Thousands filled the streets of Nigeria to remember those slain in The #LekkiTollGateMassacre...while the government insists it didn't happen.

This week marks 1 year since Nigerians began protests against police brutality and demanded an end to the Special Anti-Robbery Squad (SARS). The #EndSARS protests took the world by storm as we witnessed Nigerian forces abuse, harass and murder those fighting for a free nation. Reports of illegal detention, profiling, extortion, and extrajudicial killings followed the special task force's existence, forcing the government to demolish the unit on October 11th, 2020. However, protestors remained angered and desperate to be heard. It wasn't until October 20th, when soldiers opened fire on demonstrators at Lekki tollgate in the country's capital, Lagos, that the protests came to a fatal end. More than 56 deaths from across the country were reported, while hundreds more were traumatized as the Nigerian government continued to rule by force. The incident sparked global outrage as the Nigerian army refused to acknowledge or admit to firing shots at unarmed protesters in the dead of night.

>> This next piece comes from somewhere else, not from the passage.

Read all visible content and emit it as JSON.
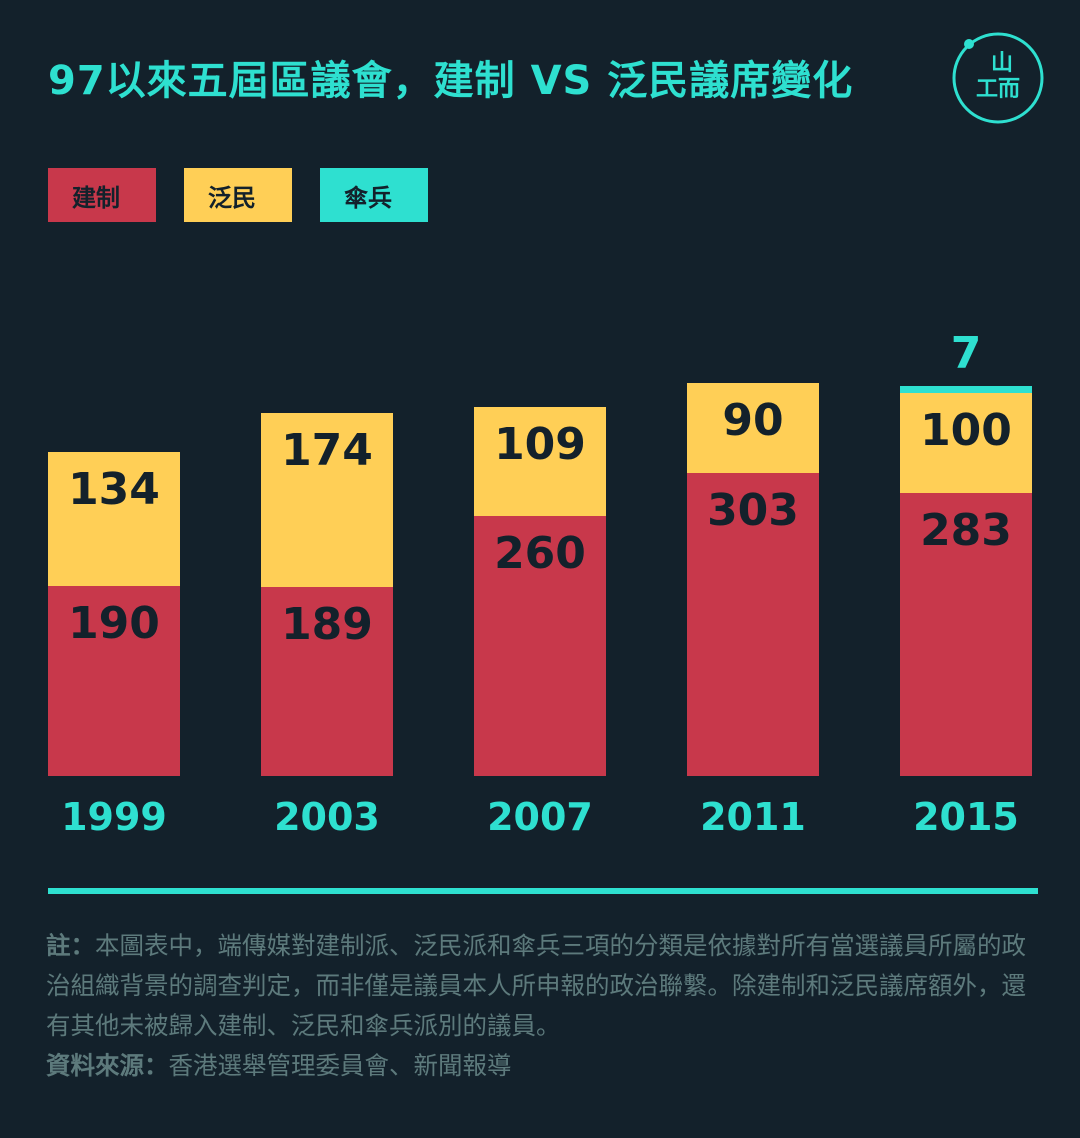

It's a year later, and nothing has changed.

Young Nigerians claim to still face unnecessary and violent interactions with the police and none of the demands towards systemic changes have been met. Fisayo Soyombo the founder of the Foundation for Investigative Journalism, told Al Jazeera, "Yes, there has not been any reform. Police brutality exists till today," while maintaining that his organization has reported "scores" of cases of police brutality over this past year.

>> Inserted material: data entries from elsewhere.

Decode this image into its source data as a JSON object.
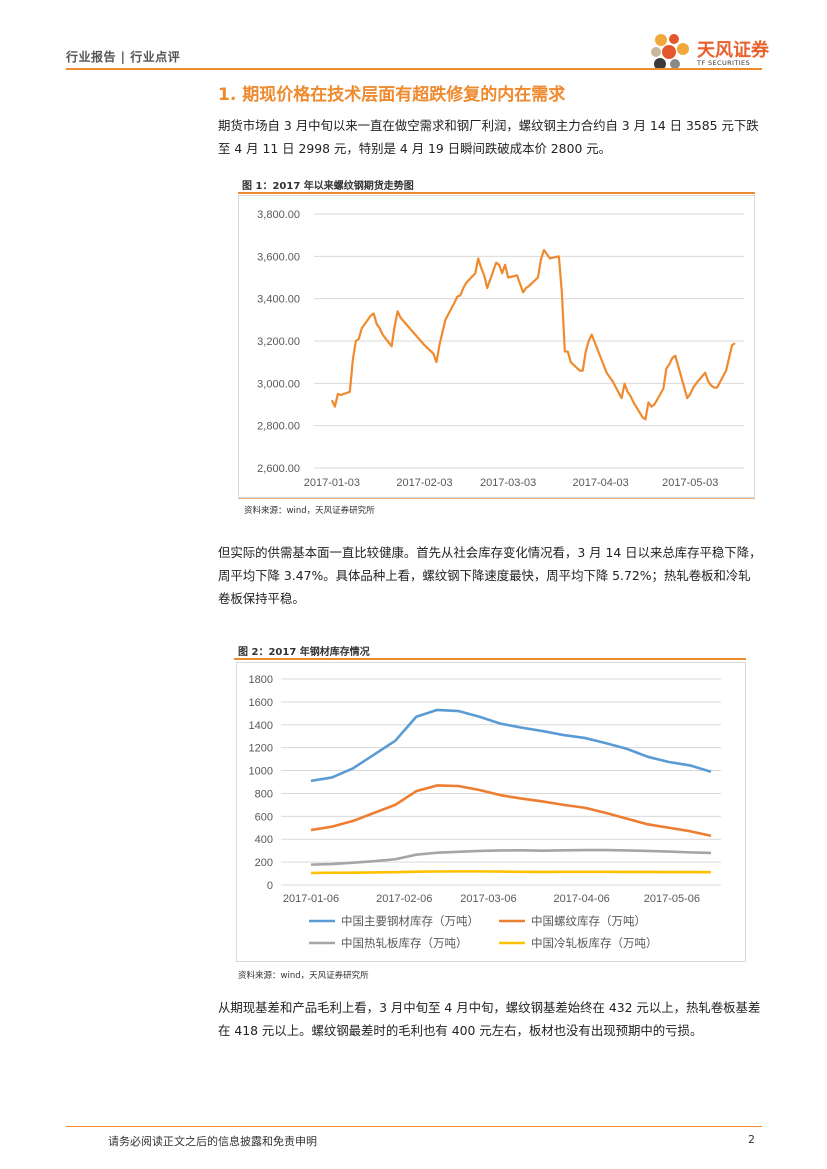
{
  "header": {
    "left_label": "行业报告 | 行业点评",
    "brand_cn": "天风证券",
    "brand_en": "TF SECURITIES"
  },
  "section": {
    "title": "1. 期现价格在技术层面有超跌修复的内在需求"
  },
  "paragraphs": {
    "p1": "期货市场自 3 月中旬以来一直在做空需求和钢厂利润，螺纹钢主力合约自 3 月 14 日 3585 元下跌至 4 月 11 日 2998 元，特别是 4 月 19 日瞬间跌破成本价 2800 元。",
    "p2": "但实际的供需基本面一直比较健康。首先从社会库存变化情况看，3 月 14 日以来总库存平稳下降，周平均下降 3.47%。具体品种上看，螺纹钢下降速度最快，周平均下降 5.72%；热轧卷板和冷轧卷板保持平稳。",
    "p3": "从期现基差和产品毛利上看，3 月中旬至 4 月中旬，螺纹钢基差始终在 432 元以上，热轧卷板基差在 418 元以上。螺纹钢最差时的毛利也有 400 元左右，板材也没有出现预期中的亏损。"
  },
  "figure1": {
    "caption": "图 1：2017 年以来螺纹钢期货走势图",
    "source": "资料来源：wind，天风证券研究所"
  },
  "figure2": {
    "caption": "图 2：2017 年钢材库存情况",
    "source": "资料来源：wind，天风证券研究所"
  },
  "footer": {
    "disclaimer": "请务必阅读正文之后的信息披露和免责申明",
    "page_number": "2"
  },
  "chart_data": [
    {
      "type": "line",
      "title": "",
      "xlabel": "",
      "ylabel": "",
      "ylim": [
        2600,
        3800
      ],
      "y_ticks": [
        "2,600.00",
        "2,800.00",
        "3,000.00",
        "3,200.00",
        "3,400.00",
        "3,600.00",
        "3,800.00"
      ],
      "x_ticks": [
        "2017-01-03",
        "2017-02-03",
        "2017-03-03",
        "2017-04-03",
        "2017-05-03"
      ],
      "grid": true,
      "legend": "none",
      "color": "#ef8a2e",
      "series": [
        {
          "x": [
            "2017-01-03",
            "2017-01-04",
            "2017-01-05",
            "2017-01-06",
            "2017-01-09",
            "2017-01-10",
            "2017-01-11",
            "2017-01-12",
            "2017-01-13",
            "2017-01-16",
            "2017-01-17",
            "2017-01-18",
            "2017-01-19",
            "2017-01-20",
            "2017-01-23",
            "2017-01-24",
            "2017-01-25",
            "2017-01-26",
            "2017-02-03",
            "2017-02-06",
            "2017-02-07",
            "2017-02-08",
            "2017-02-09",
            "2017-02-10",
            "2017-02-13",
            "2017-02-14",
            "2017-02-15",
            "2017-02-16",
            "2017-02-17",
            "2017-02-20",
            "2017-02-21",
            "2017-02-22",
            "2017-02-23",
            "2017-02-24",
            "2017-02-27",
            "2017-02-28",
            "2017-03-01",
            "2017-03-02",
            "2017-03-03",
            "2017-03-06",
            "2017-03-07",
            "2017-03-08",
            "2017-03-09",
            "2017-03-10",
            "2017-03-13",
            "2017-03-14",
            "2017-03-15",
            "2017-03-16",
            "2017-03-17",
            "2017-03-20",
            "2017-03-21",
            "2017-03-22",
            "2017-03-23",
            "2017-03-24",
            "2017-03-27",
            "2017-03-28",
            "2017-03-29",
            "2017-03-30",
            "2017-03-31",
            "2017-04-05",
            "2017-04-06",
            "2017-04-07",
            "2017-04-10",
            "2017-04-11",
            "2017-04-12",
            "2017-04-13",
            "2017-04-14",
            "2017-04-17",
            "2017-04-18",
            "2017-04-19",
            "2017-04-20",
            "2017-04-21",
            "2017-04-24",
            "2017-04-25",
            "2017-04-26",
            "2017-04-27",
            "2017-04-28",
            "2017-05-02",
            "2017-05-03",
            "2017-05-04",
            "2017-05-05",
            "2017-05-08",
            "2017-05-09",
            "2017-05-10",
            "2017-05-11",
            "2017-05-12",
            "2017-05-15",
            "2017-05-16",
            "2017-05-17",
            "2017-05-18"
          ],
          "values": [
            2920,
            2890,
            2950,
            2945,
            2960,
            3110,
            3200,
            3210,
            3260,
            3320,
            3330,
            3280,
            3260,
            3230,
            3175,
            3270,
            3340,
            3310,
            3180,
            3140,
            3100,
            3180,
            3240,
            3300,
            3380,
            3410,
            3415,
            3450,
            3475,
            3520,
            3590,
            3545,
            3510,
            3450,
            3570,
            3560,
            3520,
            3560,
            3500,
            3510,
            3470,
            3430,
            3450,
            3460,
            3500,
            3585,
            3630,
            3610,
            3590,
            3600,
            3430,
            3150,
            3150,
            3100,
            3060,
            3060,
            3150,
            3200,
            3230,
            3050,
            3030,
            3010,
            2930,
            2998,
            2960,
            2940,
            2910,
            2840,
            2830,
            2910,
            2890,
            2900,
            2975,
            3070,
            3090,
            3120,
            3130,
            2930,
            2950,
            2980,
            3000,
            3050,
            3010,
            2990,
            2980,
            2980,
            3060,
            3120,
            3180,
            3190
          ]
        }
      ]
    },
    {
      "type": "line",
      "title": "",
      "xlabel": "",
      "ylabel": "",
      "ylim": [
        0,
        1800
      ],
      "y_ticks": [
        "0",
        "200",
        "400",
        "600",
        "800",
        "1000",
        "1200",
        "1400",
        "1600",
        "1800"
      ],
      "x_ticks": [
        "2017-01-06",
        "2017-02-06",
        "2017-03-06",
        "2017-04-06",
        "2017-05-06"
      ],
      "grid": true,
      "legend": "bottom",
      "x": [
        "2017-01-06",
        "2017-01-13",
        "2017-01-20",
        "2017-01-27",
        "2017-02-03",
        "2017-02-10",
        "2017-02-17",
        "2017-02-24",
        "2017-03-03",
        "2017-03-10",
        "2017-03-17",
        "2017-03-24",
        "2017-03-31",
        "2017-04-07",
        "2017-04-14",
        "2017-04-21",
        "2017-04-28",
        "2017-05-05",
        "2017-05-12",
        "2017-05-19"
      ],
      "series": [
        {
          "name": "中国主要钢材库存（万吨）",
          "color": "#5b9bd5",
          "values": [
            910,
            940,
            1020,
            1140,
            1260,
            1470,
            1530,
            1520,
            1470,
            1410,
            1375,
            1345,
            1310,
            1285,
            1240,
            1190,
            1120,
            1075,
            1045,
            990
          ]
        },
        {
          "name": "中国螺纹库存（万吨）",
          "color": "#ed7d31",
          "values": [
            480,
            510,
            560,
            630,
            700,
            820,
            870,
            865,
            830,
            785,
            755,
            730,
            700,
            675,
            630,
            580,
            530,
            500,
            470,
            430
          ]
        },
        {
          "name": "中国热轧板库存（万吨）",
          "color": "#a5a5a5",
          "values": [
            178,
            183,
            195,
            208,
            225,
            265,
            282,
            290,
            298,
            302,
            303,
            300,
            303,
            305,
            305,
            302,
            298,
            292,
            285,
            280
          ]
        },
        {
          "name": "中国冷轧板库存（万吨）",
          "color": "#ffc000",
          "values": [
            105,
            107,
            108,
            110,
            112,
            116,
            118,
            119,
            119,
            117,
            115,
            114,
            115,
            115,
            115,
            114,
            114,
            113,
            113,
            112
          ]
        }
      ]
    }
  ]
}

During October 2020's protests, Nigerian authorities turned a blind eye and insisted that the youth-led movement was anti-government and intended to overthrow the administration of current President Muhammadu Buhari. During a press conference on Wednesday, in an attempt to discredit the protests, Minister of Information and Culture Lai Mohammed hailed the Nigerian army and police forces for the role they played in the #EndSARS protests, going as far as to say that the Lekki Toll Massacre was a "phantom massacre with no bodies." These brazen claims came while protesters continued to gather in several major cities across the country. The minister even went on to shame CNN, Nigerian favorite DJ Switch as well as Amnesty International, for reporting deaths at Lekki. Mohammed pushed even further by saying, "The six soldiers and 37 policemen who died during the EndSARS protests are human beings with families, even though the human rights organizations and CNN simply ignored their deaths, choosing instead to trumpet a phantom massacre."

With the reports of abuse still coming out of the West African nation, an end to the struggle is not in sight. During Wednesday's protest, a journalist for the Daily Post was detained by Nigerian forces while covering the demonstrations.

According to the BBC, additional police units have been set up in the place of SARS, though some resurfacing SARS officers and allies claim to still be around.

Young Nigerians relied heavily on social media during the protests and returned this year to voice their opinions around the first anniversary of an experience that few will be lucky enough to forget.